The Copenhagen Accord is a non-binding declaration without clear
commitments, and it lacks an ambitious roadmap for reducing emissions to protect the climate and people’s health. The text states that deep cuts in global emissions “will be required” and that countries will take action to maintain the global temperature increase below 2°C.

In financial terms, the sum of $30bn is to be provided from 2010 to 2012. However, many international organisations (i.e. Oxfam) stated that $50bn a year is needed to adapt and mitigate. This money is to be new, additional, and to be provided by industrialised countries. This figure is similar to what had been promised by the EU and the US earlier in the negotiations. The money is to “come from a wide variety of sources, public and private, bilateral and multilateral, including alternative sources of finance.” Where and when the money is really to be put on the table is still unclear. There is no clear statement that climate finance will be raised separately and additionally to rich countries’ existing aid commitments of 0.7 per cent of national income. Without that, funds risk being raised by diverting future spending away from essential services in poor countries such as taking money to build flood defences out of budgets to build schools and hospitals.

What’s next?

Countries have until the end of January to list emission reduction pledges and other actions in an annex to the Accord. Having not seen more ambitious commitments from other countries, the EU is unlikely to raise its commitment to cut carbon emissions by 30% from the current 20%, as originally promised.

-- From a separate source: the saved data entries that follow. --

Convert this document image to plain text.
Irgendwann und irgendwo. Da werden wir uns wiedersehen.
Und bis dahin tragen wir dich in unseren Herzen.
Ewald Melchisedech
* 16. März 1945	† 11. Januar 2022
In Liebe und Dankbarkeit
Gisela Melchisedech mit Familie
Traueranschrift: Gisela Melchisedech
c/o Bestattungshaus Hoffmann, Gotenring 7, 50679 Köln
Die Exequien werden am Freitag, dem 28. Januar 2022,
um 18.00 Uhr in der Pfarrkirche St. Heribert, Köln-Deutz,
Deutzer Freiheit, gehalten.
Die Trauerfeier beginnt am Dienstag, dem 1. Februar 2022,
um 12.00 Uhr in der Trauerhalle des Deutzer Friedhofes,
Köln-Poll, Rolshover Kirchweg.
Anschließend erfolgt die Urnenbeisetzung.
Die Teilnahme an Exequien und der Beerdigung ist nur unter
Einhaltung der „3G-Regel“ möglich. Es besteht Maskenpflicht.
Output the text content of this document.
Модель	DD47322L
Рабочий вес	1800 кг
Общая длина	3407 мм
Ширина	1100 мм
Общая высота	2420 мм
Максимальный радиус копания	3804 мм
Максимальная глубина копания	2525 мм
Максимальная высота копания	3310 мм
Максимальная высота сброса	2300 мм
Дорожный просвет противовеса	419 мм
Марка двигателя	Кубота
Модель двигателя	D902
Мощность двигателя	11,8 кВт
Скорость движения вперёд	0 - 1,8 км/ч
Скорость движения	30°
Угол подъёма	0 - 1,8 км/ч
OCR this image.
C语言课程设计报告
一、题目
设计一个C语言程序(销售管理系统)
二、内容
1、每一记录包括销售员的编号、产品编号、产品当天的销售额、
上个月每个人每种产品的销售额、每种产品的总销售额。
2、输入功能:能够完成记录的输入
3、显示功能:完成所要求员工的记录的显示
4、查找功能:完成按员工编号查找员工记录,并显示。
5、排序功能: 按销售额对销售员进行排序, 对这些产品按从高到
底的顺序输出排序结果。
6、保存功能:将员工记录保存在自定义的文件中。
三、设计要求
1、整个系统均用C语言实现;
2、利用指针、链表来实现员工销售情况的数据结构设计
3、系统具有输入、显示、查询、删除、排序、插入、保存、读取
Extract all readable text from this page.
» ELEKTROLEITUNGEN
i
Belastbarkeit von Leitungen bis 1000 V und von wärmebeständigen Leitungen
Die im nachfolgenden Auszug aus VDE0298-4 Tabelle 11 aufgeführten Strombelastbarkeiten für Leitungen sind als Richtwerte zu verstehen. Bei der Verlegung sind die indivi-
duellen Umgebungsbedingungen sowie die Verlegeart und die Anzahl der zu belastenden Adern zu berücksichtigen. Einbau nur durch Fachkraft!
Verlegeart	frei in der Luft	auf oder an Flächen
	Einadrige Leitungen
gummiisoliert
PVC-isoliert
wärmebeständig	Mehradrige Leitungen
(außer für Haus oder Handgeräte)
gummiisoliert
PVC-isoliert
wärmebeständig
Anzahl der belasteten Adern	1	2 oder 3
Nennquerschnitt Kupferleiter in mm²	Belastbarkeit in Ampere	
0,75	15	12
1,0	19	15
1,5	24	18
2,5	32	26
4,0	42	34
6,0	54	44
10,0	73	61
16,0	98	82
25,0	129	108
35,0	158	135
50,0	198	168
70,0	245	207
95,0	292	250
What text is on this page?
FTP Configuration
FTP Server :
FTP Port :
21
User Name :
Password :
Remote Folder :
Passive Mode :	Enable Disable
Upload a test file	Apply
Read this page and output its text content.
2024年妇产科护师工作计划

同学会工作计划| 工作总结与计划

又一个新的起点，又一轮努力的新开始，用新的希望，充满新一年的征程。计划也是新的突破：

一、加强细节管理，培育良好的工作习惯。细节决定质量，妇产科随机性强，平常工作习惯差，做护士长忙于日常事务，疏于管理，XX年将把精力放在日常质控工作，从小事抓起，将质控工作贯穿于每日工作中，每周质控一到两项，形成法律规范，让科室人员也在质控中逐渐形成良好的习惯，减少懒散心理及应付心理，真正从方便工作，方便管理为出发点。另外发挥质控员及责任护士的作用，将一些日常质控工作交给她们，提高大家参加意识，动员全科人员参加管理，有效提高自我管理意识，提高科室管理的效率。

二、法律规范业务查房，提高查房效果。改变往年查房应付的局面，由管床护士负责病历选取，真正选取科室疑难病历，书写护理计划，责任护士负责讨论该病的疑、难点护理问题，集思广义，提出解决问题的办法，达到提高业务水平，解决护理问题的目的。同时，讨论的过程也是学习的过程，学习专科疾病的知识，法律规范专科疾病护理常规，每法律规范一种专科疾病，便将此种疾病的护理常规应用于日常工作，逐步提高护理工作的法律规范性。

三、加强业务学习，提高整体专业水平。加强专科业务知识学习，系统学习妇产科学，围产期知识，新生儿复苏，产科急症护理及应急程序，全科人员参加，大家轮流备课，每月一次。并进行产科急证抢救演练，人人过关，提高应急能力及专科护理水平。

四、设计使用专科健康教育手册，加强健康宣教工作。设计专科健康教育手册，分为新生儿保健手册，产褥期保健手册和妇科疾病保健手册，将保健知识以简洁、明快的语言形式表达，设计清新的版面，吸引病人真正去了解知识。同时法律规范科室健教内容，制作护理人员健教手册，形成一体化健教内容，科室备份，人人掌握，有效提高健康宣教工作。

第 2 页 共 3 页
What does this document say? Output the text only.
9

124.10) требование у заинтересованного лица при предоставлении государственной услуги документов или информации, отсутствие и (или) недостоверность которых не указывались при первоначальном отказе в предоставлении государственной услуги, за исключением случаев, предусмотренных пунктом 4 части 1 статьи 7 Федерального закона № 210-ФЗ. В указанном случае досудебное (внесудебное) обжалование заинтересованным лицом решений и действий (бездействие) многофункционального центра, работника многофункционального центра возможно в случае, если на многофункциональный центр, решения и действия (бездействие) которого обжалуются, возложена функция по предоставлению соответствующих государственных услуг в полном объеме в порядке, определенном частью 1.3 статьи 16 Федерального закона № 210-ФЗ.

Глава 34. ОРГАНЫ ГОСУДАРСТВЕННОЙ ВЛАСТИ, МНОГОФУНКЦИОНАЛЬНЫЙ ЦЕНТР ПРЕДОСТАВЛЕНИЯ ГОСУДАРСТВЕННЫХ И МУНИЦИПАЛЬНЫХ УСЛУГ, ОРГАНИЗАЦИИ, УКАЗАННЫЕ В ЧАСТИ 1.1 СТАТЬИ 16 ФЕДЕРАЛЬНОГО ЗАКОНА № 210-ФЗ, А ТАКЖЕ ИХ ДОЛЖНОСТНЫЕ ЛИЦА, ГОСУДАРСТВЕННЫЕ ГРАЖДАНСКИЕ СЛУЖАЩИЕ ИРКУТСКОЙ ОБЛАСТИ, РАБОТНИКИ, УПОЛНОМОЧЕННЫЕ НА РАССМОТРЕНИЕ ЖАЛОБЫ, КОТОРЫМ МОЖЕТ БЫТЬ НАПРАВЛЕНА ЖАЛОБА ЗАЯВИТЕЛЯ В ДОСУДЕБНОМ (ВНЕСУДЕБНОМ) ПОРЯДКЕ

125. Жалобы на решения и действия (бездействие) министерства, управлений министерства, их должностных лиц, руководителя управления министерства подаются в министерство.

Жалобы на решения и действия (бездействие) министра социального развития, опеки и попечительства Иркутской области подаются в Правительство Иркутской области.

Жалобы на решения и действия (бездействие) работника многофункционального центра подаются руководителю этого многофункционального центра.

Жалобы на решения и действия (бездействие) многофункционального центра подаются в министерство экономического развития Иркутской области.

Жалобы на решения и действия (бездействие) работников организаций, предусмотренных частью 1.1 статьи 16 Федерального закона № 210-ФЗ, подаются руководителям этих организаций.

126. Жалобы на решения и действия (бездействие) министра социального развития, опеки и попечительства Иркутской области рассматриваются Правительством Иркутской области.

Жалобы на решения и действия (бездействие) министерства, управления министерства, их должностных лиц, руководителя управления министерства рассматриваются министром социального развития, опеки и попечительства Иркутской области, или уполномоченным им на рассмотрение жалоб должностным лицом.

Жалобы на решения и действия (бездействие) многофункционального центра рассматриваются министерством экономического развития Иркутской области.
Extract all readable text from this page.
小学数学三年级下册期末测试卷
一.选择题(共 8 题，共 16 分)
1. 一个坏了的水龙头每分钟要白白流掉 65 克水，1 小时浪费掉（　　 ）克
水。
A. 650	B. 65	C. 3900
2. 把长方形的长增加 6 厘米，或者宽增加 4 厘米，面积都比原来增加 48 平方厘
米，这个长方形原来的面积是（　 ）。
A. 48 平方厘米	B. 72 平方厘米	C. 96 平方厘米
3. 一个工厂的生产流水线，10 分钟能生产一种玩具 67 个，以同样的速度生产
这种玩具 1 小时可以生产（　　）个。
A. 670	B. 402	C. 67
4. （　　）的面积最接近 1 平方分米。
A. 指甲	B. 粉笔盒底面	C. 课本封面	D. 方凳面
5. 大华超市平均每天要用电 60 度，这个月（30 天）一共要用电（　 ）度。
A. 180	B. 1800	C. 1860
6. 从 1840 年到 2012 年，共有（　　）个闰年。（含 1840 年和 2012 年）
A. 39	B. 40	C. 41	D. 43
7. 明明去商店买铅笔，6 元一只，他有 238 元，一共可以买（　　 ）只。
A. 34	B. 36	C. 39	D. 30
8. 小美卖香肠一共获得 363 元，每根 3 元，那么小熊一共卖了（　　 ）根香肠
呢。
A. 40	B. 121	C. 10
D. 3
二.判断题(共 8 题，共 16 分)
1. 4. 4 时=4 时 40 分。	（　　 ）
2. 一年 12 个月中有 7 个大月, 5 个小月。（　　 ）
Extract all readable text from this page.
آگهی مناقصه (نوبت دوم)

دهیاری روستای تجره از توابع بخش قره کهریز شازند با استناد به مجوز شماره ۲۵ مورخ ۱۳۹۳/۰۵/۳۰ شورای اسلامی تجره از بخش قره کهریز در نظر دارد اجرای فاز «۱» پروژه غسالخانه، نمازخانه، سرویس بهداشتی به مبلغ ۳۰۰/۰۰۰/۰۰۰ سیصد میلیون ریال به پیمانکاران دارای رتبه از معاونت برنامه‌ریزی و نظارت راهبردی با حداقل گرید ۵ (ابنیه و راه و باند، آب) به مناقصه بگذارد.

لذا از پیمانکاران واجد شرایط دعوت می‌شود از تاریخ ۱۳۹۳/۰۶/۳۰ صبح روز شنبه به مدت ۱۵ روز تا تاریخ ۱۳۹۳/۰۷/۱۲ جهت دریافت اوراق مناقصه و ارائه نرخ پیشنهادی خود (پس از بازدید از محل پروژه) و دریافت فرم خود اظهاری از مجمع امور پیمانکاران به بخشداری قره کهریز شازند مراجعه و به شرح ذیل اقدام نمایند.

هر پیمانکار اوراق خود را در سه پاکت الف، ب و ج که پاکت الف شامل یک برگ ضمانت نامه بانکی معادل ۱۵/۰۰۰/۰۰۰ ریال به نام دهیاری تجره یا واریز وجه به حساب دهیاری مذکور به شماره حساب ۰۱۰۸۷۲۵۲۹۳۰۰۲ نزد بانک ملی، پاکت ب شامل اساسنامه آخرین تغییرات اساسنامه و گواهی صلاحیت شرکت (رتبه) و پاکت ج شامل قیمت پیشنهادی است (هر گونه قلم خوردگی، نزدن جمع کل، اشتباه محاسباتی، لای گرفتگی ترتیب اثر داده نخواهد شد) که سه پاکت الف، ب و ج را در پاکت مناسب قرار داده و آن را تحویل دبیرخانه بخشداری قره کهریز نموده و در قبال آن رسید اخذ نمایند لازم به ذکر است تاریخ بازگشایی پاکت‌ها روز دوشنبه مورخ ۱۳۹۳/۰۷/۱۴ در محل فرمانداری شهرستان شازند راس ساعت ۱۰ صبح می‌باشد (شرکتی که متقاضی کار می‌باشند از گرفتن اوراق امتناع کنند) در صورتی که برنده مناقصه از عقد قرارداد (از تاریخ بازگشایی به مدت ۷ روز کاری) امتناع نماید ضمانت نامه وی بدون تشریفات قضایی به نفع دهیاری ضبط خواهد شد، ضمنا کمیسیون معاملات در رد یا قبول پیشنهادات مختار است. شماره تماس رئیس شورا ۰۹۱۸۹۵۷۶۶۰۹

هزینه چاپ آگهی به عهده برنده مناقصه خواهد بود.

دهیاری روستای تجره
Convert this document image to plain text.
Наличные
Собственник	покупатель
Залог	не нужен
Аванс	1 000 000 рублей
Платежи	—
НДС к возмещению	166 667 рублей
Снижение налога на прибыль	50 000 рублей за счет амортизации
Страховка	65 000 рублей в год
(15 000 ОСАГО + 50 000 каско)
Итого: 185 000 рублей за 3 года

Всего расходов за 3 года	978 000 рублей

Yvo de Boer, the Executive Secretary of the UN Framework Convention on Climate Change, said that on 20 January, days away from the 31 January deadline, fewer than 20 countries out of 192 had submitted their targets for emissions reductions or mitigations. Mr. de Boer later announced the deadline was lifted, stating that the date is “flexible.”

Developing countries and small island states, most vulnerable to climate change, experienced a huge blow. They pushed for a global temperature increase to be limited to 1.5C, which they believed to be crucial for their survival. Poor people in developing countries have contributed least to greenhouse gas emissions yet they are suffering the most. The effects of climate change are already being seen now. However, if global temperatures rise more than 2C, the climate impact on water resources, food production, sea levels, and ecosystems is predicted to be even more catastrophic. Two billion people will be affected by water shortages and most of Southern Africa will have to cope with year-round droughts. Global agriculture will be undermined and hunger and malnutrition could kill up to three million people every year. It also means that additional hundreds of millions of people will be exposed to malaria.

Developing countries are the first to experience the consequences. However, industralised countries also face tremendous problems even if it is not as obvious. Europe’s most marginalised people experience the hidden impacts of climate change now: poor quality of water, food, and air fuel poverty, new emerging diseases, and less resilience to extreme weather conditions.